Sanitation in urban slums: Why do dwellers ignore public latrines? / rkl_foto

Governments in low- and middle-income nations such as India have attempted to promote development of in-home latrines among residents and build public latrines in urban slums throughout the country. However, research has found that simply making sanitation facilities available is not enough, as many people living in slums are not using the new latrines.

To investigate this matter, Tiffany Radcliff, associate dean of research and professor at the Texas A&M School of Public Health, joined YuJung Julia Lee, previously a postdoctoral research fellow at the Bush School of Government and Public Service and now an assistant professor at Colorado State University, to find out what factors affect the use of sanitary facilities once public latrines become available.

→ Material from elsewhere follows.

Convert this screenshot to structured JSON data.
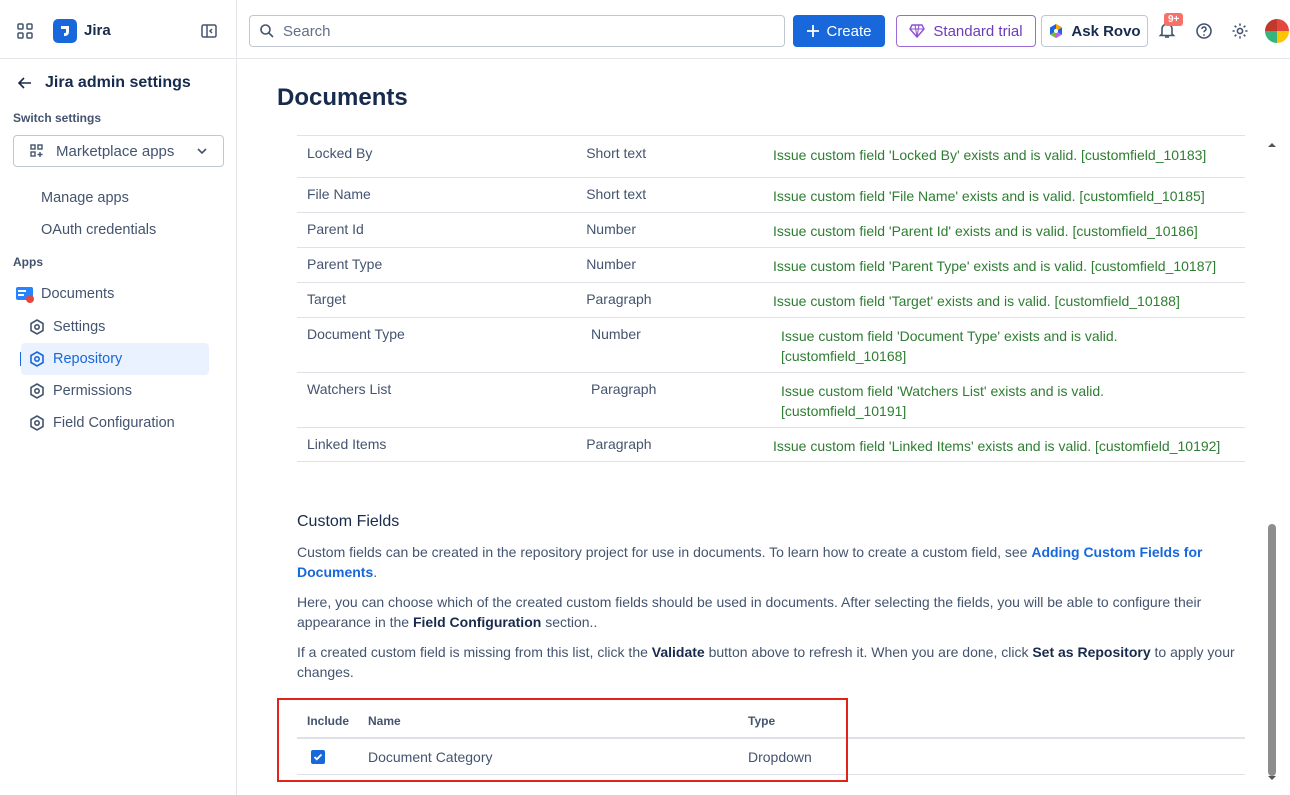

Their study surveyed people living in slums in Delhi, India. They focused specifically on slums built on public land where sanitation facilities are public and provided by the local government.

Their research team interviewed slum community leaders identified by survey respondents. Their analysis focused on daily use of a public sanitation facility as the outcome, with interaction with community leaders and demographic characteristics, such as gender, as independent variables.

Their analysis found that households where there was more interaction with a community leader were more likely to regularly use public latrines. Slum community leaders indicated that a lack of latrines was the largest problem their communities faced, unlike survey respondents who placed them second. More than 80 percent of slum leaders stated that the main actions they have taken to improve sanitation was educating residents on the use of toilets, with maintenance and cleaning being the next most common action. Requesting or building new latrines were cited far less often, indicating that availability and access to sanitation facilities is less of a problem than keeping toilets clean and functional and getting people to use them.

They also found differences in public latrine use and interaction with community leaders based on gender. About 1 percent of male respondents stated that they did not have a community leader to speak to about problems; however, for women that figure was approximately 12 percent, and women who interacted with slum community leaders were more likely to use public sanitation facilities than those who interacted mostly with religious leaders. Such gender-based differences point to the importance of including women in efforts to promote toilet use and access and the need to address women’s needs and concerns.

“The findings from this study indicate that efforts to improve sanitation need to move past access to latrines to making use of social networks within communities where sanitation facility use is lowest,” Radcliff said. “As the world continues to become more urban, the need for further improvements in sanitation will be needed to address a major public health threat and keep populations healthy.”